# Brand new to smoking just got my dad an original Oklahoma Joe's smoker



## James473 (Jun 17, 2018)

We picked up a Oklahoma Joe's first generation smoker (that's what it said on the ad) yesterday, for a Father's day gift. All the pictures I seem to find there is a firebox on the side of the smoker but ours doesn't seem to have it. The info I found by searching the forum does seem to confirm it is an original made in the USA model. I just wanted to know if you all have any more information on what it is and if you recommend adding thermostats or a firebox on to it or any other beginner advice that would be greatly appreciated. It was rusted when we got it but we sanded that all down primed, and painted it.
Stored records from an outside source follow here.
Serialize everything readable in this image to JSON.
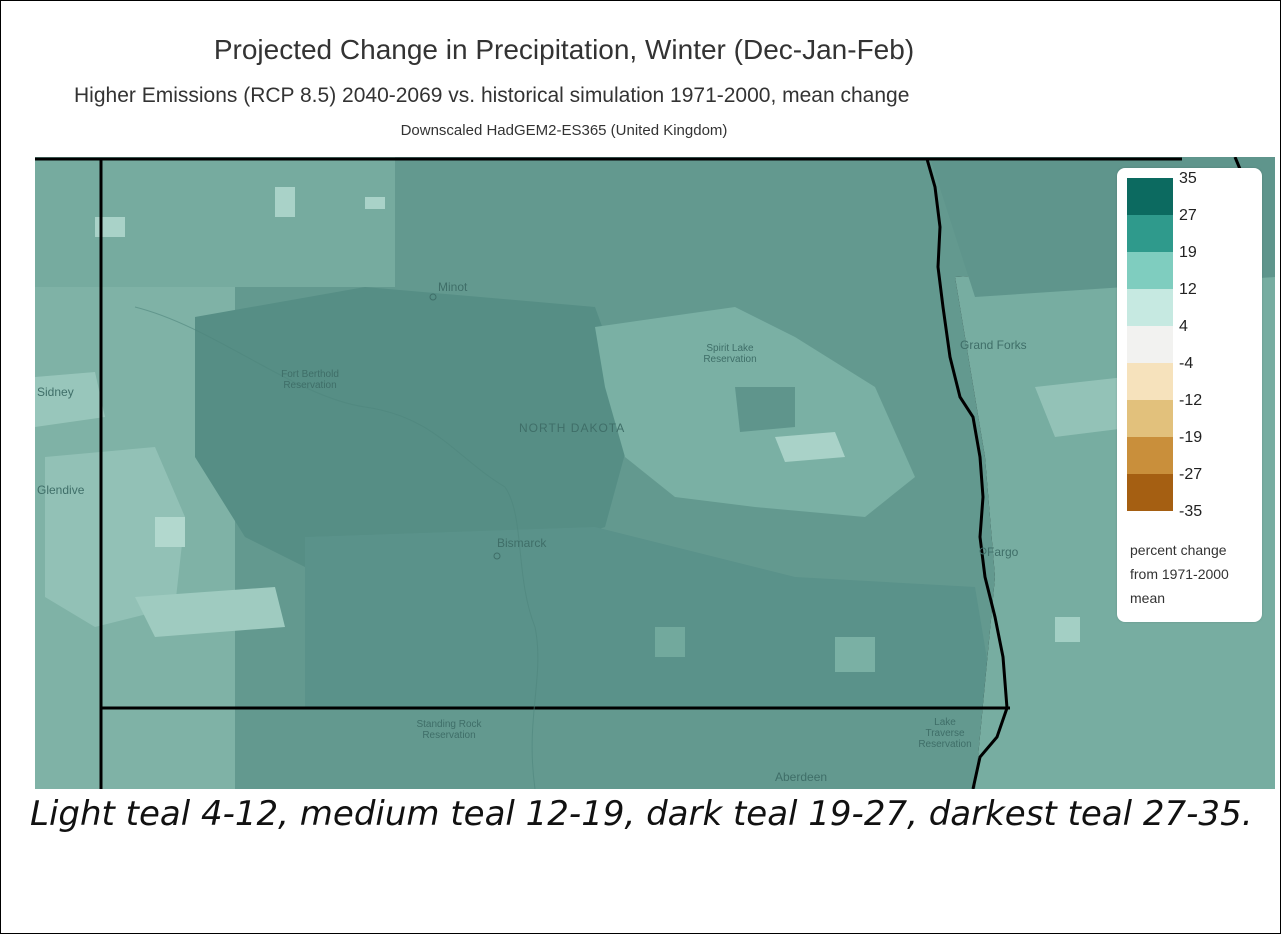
{
  "title": "Projected Change in Precipitation, Winter (Dec-Jan-Feb)",
  "subtitle": "Higher Emissions (RCP 8.5) 2040-2069 vs. historical simulation 1971-2000, mean change",
  "model": "Downscaled HadGEM2-ES365 (United Kingdom)",
  "legend": {
    "ticks": [
      "35",
      "27",
      "19",
      "12",
      "4",
      "-4",
      "-12",
      "-19",
      "-27",
      "-35"
    ],
    "colors": [
      "#0c6a60",
      "#2f9a8c",
      "#7fcdbf",
      "#c6e9e1",
      "#f2f2f0",
      "#f6e2bc",
      "#e2c17c",
      "#c98f3b",
      "#a55f12",
      "#7f3e05"
    ],
    "note": "percent change from 1971-2000 mean"
  },
  "places": {
    "minot": "Minot",
    "fort_berthold": "Fort Berthold Reservation",
    "spirit_lake": "Spirit Lake Reservation",
    "grand_forks": "Grand Forks",
    "north_dakota": "NORTH DAKOTA",
    "bismarck": "Bismarck",
    "fargo": "Fargo",
    "standing_rock": "Standing Rock Reservation",
    "lake_traverse": "Lake Traverse Reservation",
    "aberdeen": "Aberdeen",
    "sidney": "Sidney",
    "glendive": "Glendive"
  },
  "caption": "Light teal 4-12, medium teal 12-19, dark teal 19-27, darkest teal 27-35."
}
We got it in its original condition for 200.



Spoiler: Album


----------



## radio (Jun 17, 2018)

More of a grill than a smoker, but with some baffle plates and redneck engineering you could possibly use it as a smoker.  I would have someone fabricate a heavy steel firebox and turn that bad boy into a great reverse flow smoker!


----------



## James473 (Jun 17, 2018)

radio said:


> More of a grill than a smoker, but with some baffle plates and redneck engineering you could possibly use it as a smoker.  I would have someone fabricate a heavy steel firebox and turn that bad boy into a great reverse flow smoker!


That's a great idea I think I'm going to add the firebox on to the left side so I don't have to move the smoke stack. I'll make the firebox so its just as thick as the rest of the grill/smoker.


----------